National greenhouse gas emissions, Canada, 1990 to 2012
The line graph shows Canada’s national greenhouse gas emissions in 2012 with the 2020 Copenhagen target of 607 megatonnes of carbon dioxide equivalent. Canada’s emissions in 2012 were 699 megatonnes of carbon dioxide equivalent, or 18% (108 megatonnes) above the 1990 emissions of 591 megatonnes. Steady increases in annual emissions characterized the first 15 years of this period, followed by fluctuating emission levels between 2005 and 2008, and a steep decline in 2009 mostly due to the economic down-turn. Despite the economic recovery, emissions have generally stabilized in the past three years.
Note: The national indicator tracks six GHGs: carbon dioxide (CO2), methane (CH4), nitrous oxide (N2O), sulphur hexafluoride (SF6), perfluorocarbons (PFCs) and hydrofluorocarbons (HFCs) released by human activity (reported in Mt of CO2 eq).

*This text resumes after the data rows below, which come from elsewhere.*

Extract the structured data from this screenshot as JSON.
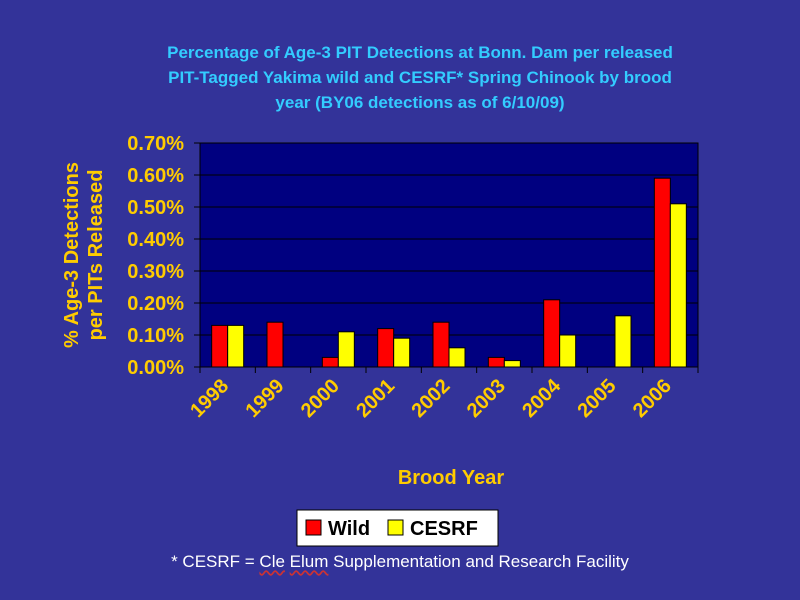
{
  "chart_data": {
    "type": "bar",
    "title_lines": [
      "Percentage of Age-3 PIT Detections at Bonn. Dam per released",
      "PIT-Tagged Yakima wild and CESRF* Spring Chinook by brood",
      "year (BY06 detections as of 6/10/09)"
    ],
    "xlabel": "Brood Year",
    "ylabel_lines": [
      "% Age-3 Detections",
      "per PITs Released"
    ],
    "categories": [
      "1998",
      "1999",
      "2000",
      "2001",
      "2002",
      "2003",
      "2004",
      "2005",
      "2006"
    ],
    "series": [
      {
        "name": "Wild",
        "color": "#ff0000",
        "values": [
          0.13,
          0.14,
          0.03,
          0.12,
          0.14,
          0.03,
          0.21,
          null,
          0.59
        ]
      },
      {
        "name": "CESRF",
        "color": "#ffff00",
        "values": [
          0.13,
          null,
          0.11,
          0.09,
          0.06,
          0.02,
          0.1,
          0.16,
          0.51
        ]
      }
    ],
    "yticks": [
      "0.00%",
      "0.10%",
      "0.20%",
      "0.30%",
      "0.40%",
      "0.50%",
      "0.60%",
      "0.70%"
    ],
    "ylim": [
      0,
      0.7
    ],
    "y_unit": "%",
    "grid": "horizontal",
    "legend_position": "bottom"
  },
  "colors": {
    "background": "#333399",
    "plot_background": "#000080",
    "title": "#33ccff",
    "axis_text": "#ffcc00"
  },
  "footnote": {
    "prefix": "* CESRF = ",
    "cle": "Cle",
    "space": " ",
    "elum": "Elum",
    "suffix": " Supplementation and Research Facility"
  }
}
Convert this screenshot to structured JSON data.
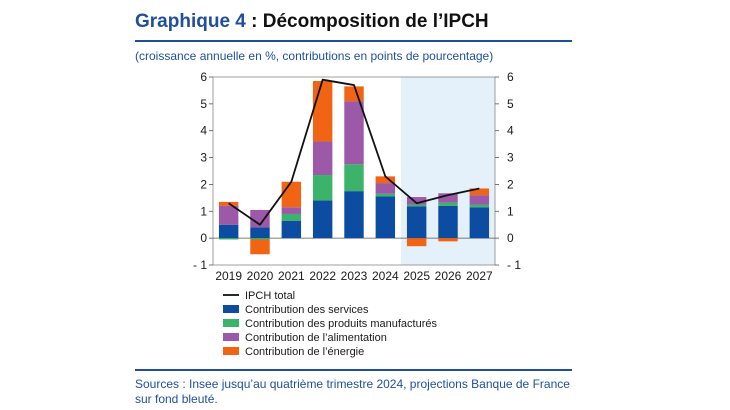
{
  "header": {
    "title_number": "Graphique 4",
    "title_text": " : Décomposition de l’IPCH",
    "subtitle": "(croissance annuelle en %, contributions en points de pourcentage)"
  },
  "footer": {
    "sources": "Sources : Insee jusqu’au quatrième trimestre 2024, projections Banque de France sur fond bleuté."
  },
  "colors": {
    "services": "#0c4da2",
    "manufactures": "#3cb36b",
    "alimentation": "#9b59a7",
    "energie": "#f06414",
    "line": "#111111",
    "projection_bg": "#e4f0fa",
    "accent": "#1f4e9c"
  },
  "chart_data": {
    "type": "bar",
    "stacked": true,
    "categories": [
      "2019",
      "2020",
      "2021",
      "2022",
      "2023",
      "2024",
      "2025",
      "2026",
      "2027"
    ],
    "projection_from": "2025",
    "ylim": [
      -1,
      6
    ],
    "yticks": [
      "6",
      "5",
      "4",
      "3",
      "2",
      "1",
      "0",
      "- 1"
    ],
    "series": [
      {
        "name": "Contribution des services",
        "key": "services",
        "values": [
          0.5,
          0.4,
          0.65,
          1.4,
          1.75,
          1.55,
          1.18,
          1.2,
          1.15
        ]
      },
      {
        "name": "Contribution des produits manufacturés",
        "key": "manufactures",
        "values": [
          -0.05,
          -0.05,
          0.25,
          0.95,
          1.0,
          0.1,
          0.07,
          0.12,
          0.1
        ]
      },
      {
        "name": "Contribution de l’alimentation",
        "key": "alimentation",
        "values": [
          0.7,
          0.65,
          0.25,
          1.25,
          2.35,
          0.4,
          0.28,
          0.35,
          0.35
        ]
      },
      {
        "name": "Contribution de l’énergie",
        "key": "energie",
        "values": [
          0.15,
          -0.55,
          0.95,
          2.25,
          0.55,
          0.25,
          -0.3,
          -0.12,
          0.25
        ]
      }
    ],
    "line": {
      "name": "IPCH total",
      "values": [
        1.3,
        0.5,
        2.1,
        5.9,
        5.7,
        2.3,
        1.3,
        1.6,
        1.85
      ]
    },
    "legend_position": "bottom",
    "grid": false
  }
}
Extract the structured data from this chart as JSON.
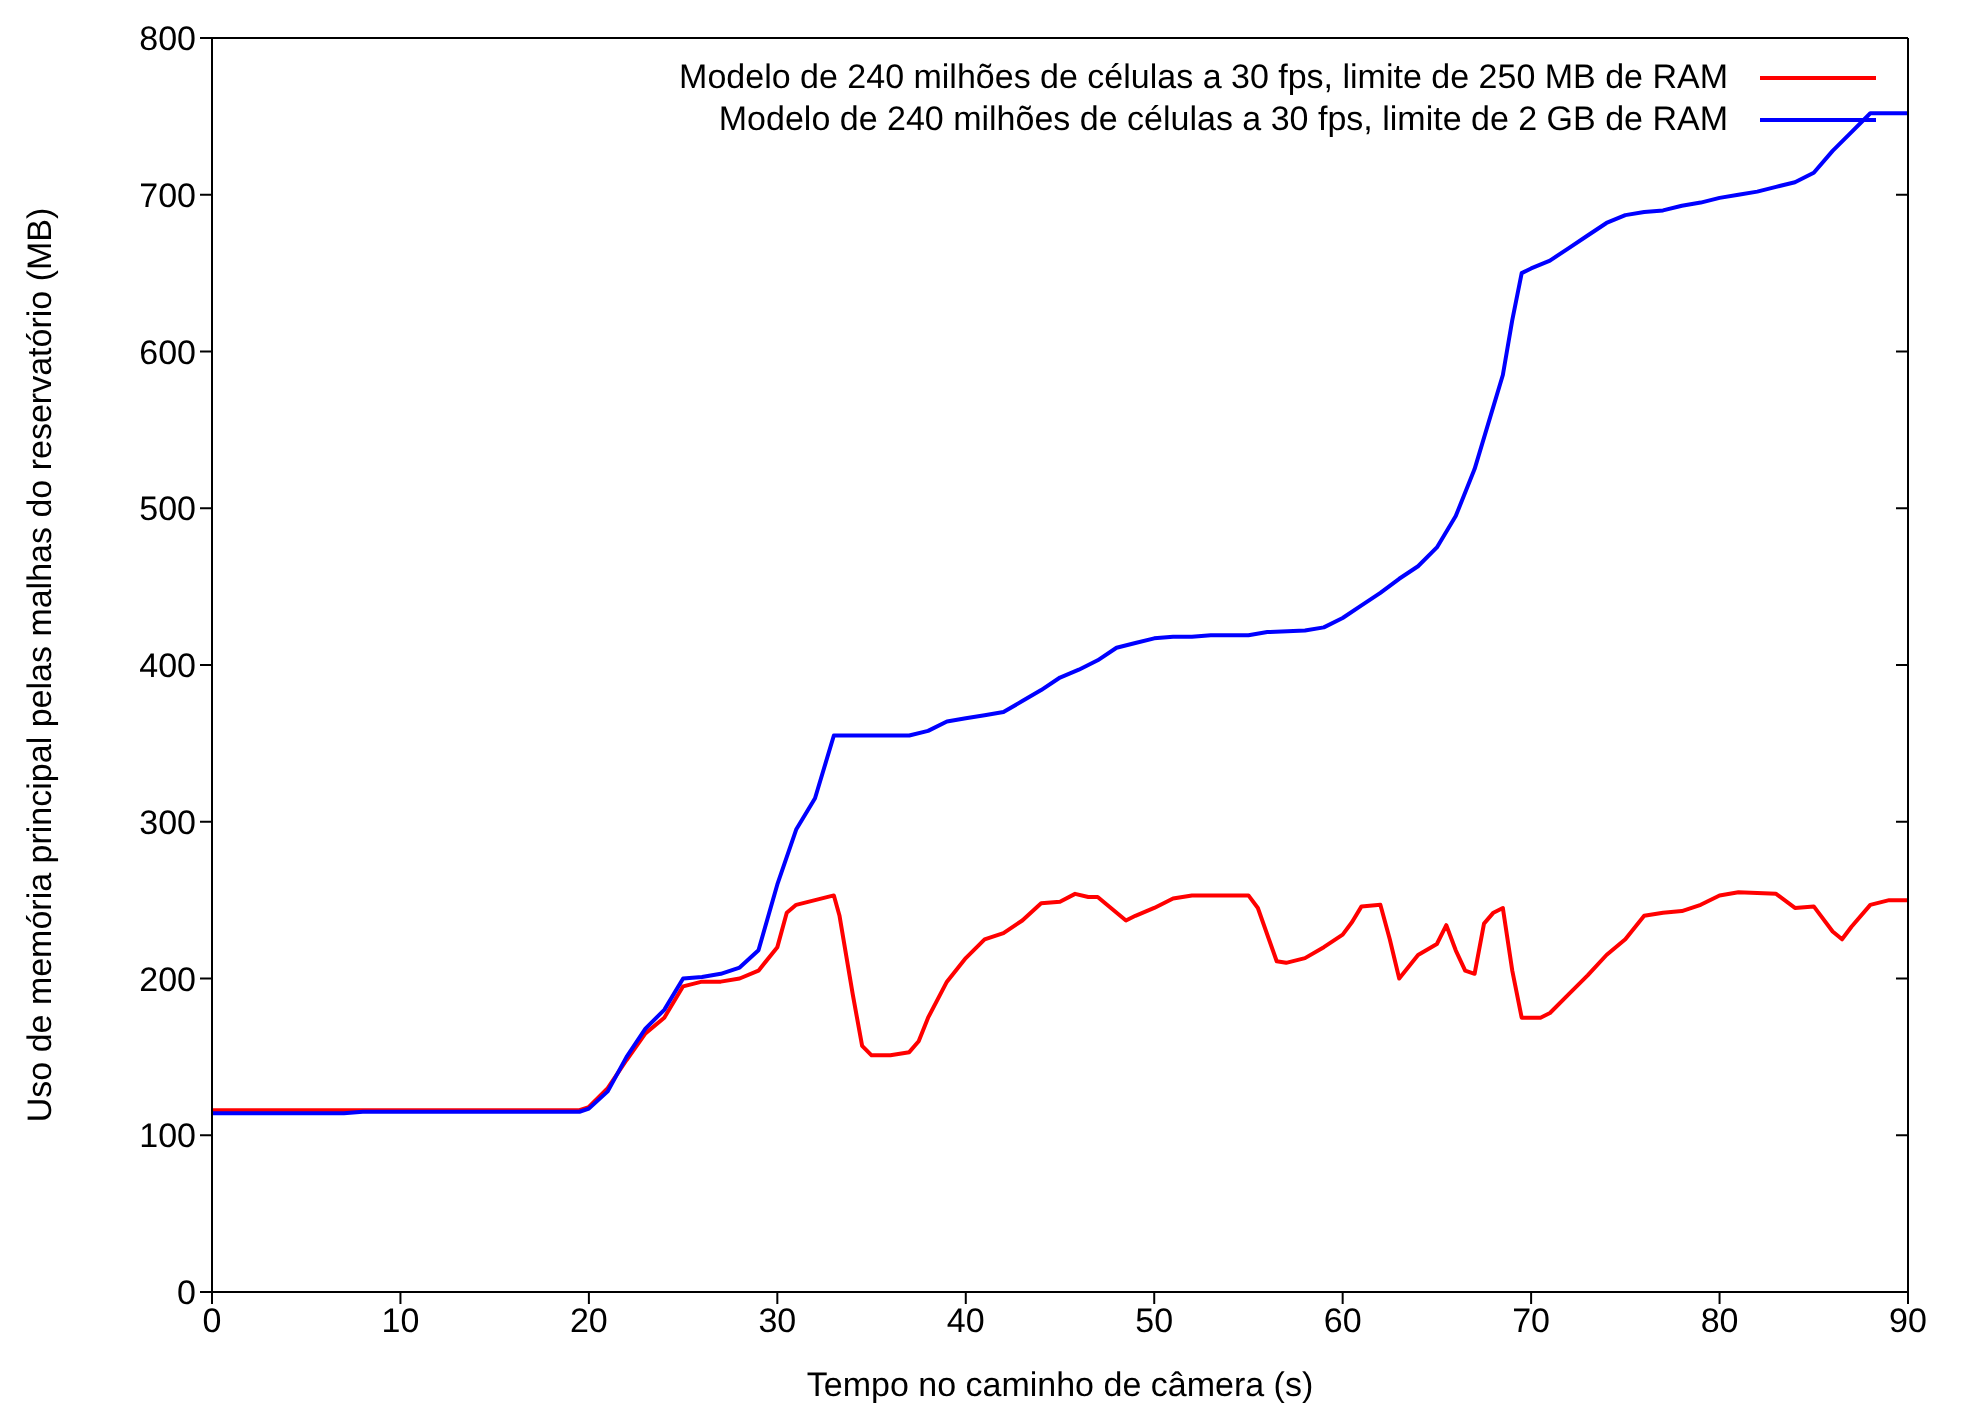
{
  "chart_data": {
    "type": "line",
    "xlabel": "Tempo no caminho de câmera (s)",
    "ylabel": "Uso de memória principal pelas malhas do reservatório (MB)",
    "xlim": [
      0,
      90
    ],
    "xticks": [
      0,
      10,
      20,
      30,
      40,
      50,
      60,
      70,
      80,
      90
    ],
    "ylim": [
      0,
      800
    ],
    "yticks": [
      0,
      100,
      200,
      300,
      400,
      500,
      600,
      700,
      800
    ],
    "legend": "top right",
    "marker": "none",
    "line_style": "solid",
    "series": [
      {
        "name": "Modelo de 240 milhões de células a 30 fps, limite de 250 MB de RAM",
        "color": "#ff0000",
        "x": [
          0,
          7,
          19.5,
          20,
          21,
          22,
          23,
          24,
          25,
          26,
          27,
          28,
          29,
          30,
          30.5,
          31,
          32,
          33,
          33.3,
          34,
          34.5,
          35,
          36,
          37,
          37.5,
          38,
          39,
          40,
          41,
          42,
          43,
          44,
          45,
          45.8,
          46.5,
          47,
          48.5,
          49,
          50,
          51,
          52,
          55,
          55.5,
          56.5,
          57,
          58,
          59,
          60,
          60.5,
          61,
          62,
          62.5,
          63,
          64,
          65,
          65.5,
          66,
          66.5,
          67,
          67.5,
          68,
          68.5,
          69,
          69.5,
          70.5,
          71,
          72,
          73,
          74,
          75,
          76,
          77,
          78,
          79,
          80,
          81,
          83,
          84,
          85,
          86,
          86.5,
          87,
          88,
          89,
          90
        ],
        "values": [
          116,
          116,
          116,
          118,
          130,
          148,
          165,
          175,
          195,
          198,
          198,
          200,
          205,
          220,
          242,
          247,
          250,
          253,
          240,
          190,
          157,
          151,
          151,
          153,
          160,
          175,
          198,
          213,
          225,
          229,
          237,
          248,
          249,
          254,
          252,
          252,
          237,
          240,
          245,
          251,
          253,
          253,
          245,
          211,
          210,
          213,
          220,
          228,
          236,
          246,
          247,
          225,
          200,
          215,
          222,
          234,
          218,
          205,
          203,
          235,
          242,
          245,
          205,
          175,
          175,
          178,
          190,
          202,
          215,
          225,
          240,
          242,
          243,
          247,
          253,
          255,
          254,
          245,
          246,
          230,
          225,
          233,
          247,
          250,
          250
        ]
      },
      {
        "name": "Modelo de 240 milhões de células a 30 fps, limite de 2 GB de RAM",
        "color": "#0000ff",
        "x": [
          0,
          7,
          8,
          19.5,
          20,
          21,
          22,
          23,
          24,
          25,
          26,
          27,
          28,
          29,
          30,
          31,
          32,
          33,
          37,
          38,
          39,
          40,
          41,
          42,
          43,
          44,
          45,
          46,
          47,
          48,
          49,
          50,
          51,
          52,
          53,
          55,
          56,
          58,
          59,
          60,
          61,
          62,
          63,
          64,
          65,
          66,
          67,
          68,
          68.5,
          69,
          69.5,
          70,
          71,
          72,
          73,
          74,
          75,
          76,
          77,
          78,
          79,
          80,
          81,
          82,
          83,
          84,
          85,
          86,
          87,
          88,
          90
        ],
        "values": [
          114,
          114,
          115,
          115,
          117,
          128,
          150,
          168,
          180,
          200,
          201,
          203,
          207,
          218,
          260,
          295,
          315,
          355,
          355,
          358,
          364,
          366,
          368,
          370,
          377,
          384,
          392,
          397,
          403,
          411,
          414,
          417,
          418,
          418,
          419,
          419,
          421,
          422,
          424,
          430,
          438,
          446,
          455,
          463,
          475,
          495,
          525,
          565,
          585,
          620,
          650,
          653,
          658,
          666,
          674,
          682,
          687,
          689,
          690,
          693,
          695,
          698,
          700,
          702,
          705,
          708,
          714,
          728,
          740,
          752,
          752
        ]
      }
    ]
  }
}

Canada signed the Copenhagen Accord in December 2009, thereby committing to reducing its GHG emissions to 17% below 2005 levels (using available estimates at that time) by 2020. Emission levels for some previous years have been revised in light of improvements to estimation methods and availability of new data.
Source: Environment Canada (2014) National Inventory Report 1990–2012: Greenhouse Gas Sources and Sinks in Canada.
GHGs trap heat in the Earth’s atmosphere, just as the glass of a greenhouse keeps warm air inside. Human activity increases the amount of GHGs in the atmosphere, contributing to a warming of the Earth’s surface. This is called the enhanced greenhouse effect.
Over the past 200 years, humans have released GHGs into the atmosphere primarily from burning fossil fuels. As a result, more heat is being trapped and the temperature of the planet is increasing. Sea levels are rising as Arctic ice melts, and there are changes to the climate, such as more severe storms and heat waves. All of this impacts the environment, the economy and human health.
- Greenhouse Gas Emissions per Person and per Unit Gross Domestic Product
- Greenhouse Gas Emissions by Economic Sector
- Greenhouse Gas Emissions by Province and Territory
- Greenhouse Gas Emissions from Large Facilities
- Global Carbon Dioxide Emissions from Fuel Combustion
This indicators are used to measure progress toward Goal 1: Climate Change – In order to mitigate the effects of climate change, reduce greenhouse gas emission levels and adapt to unavoidable impacts of the Federal Sustainable Development Strategy 2013-2016.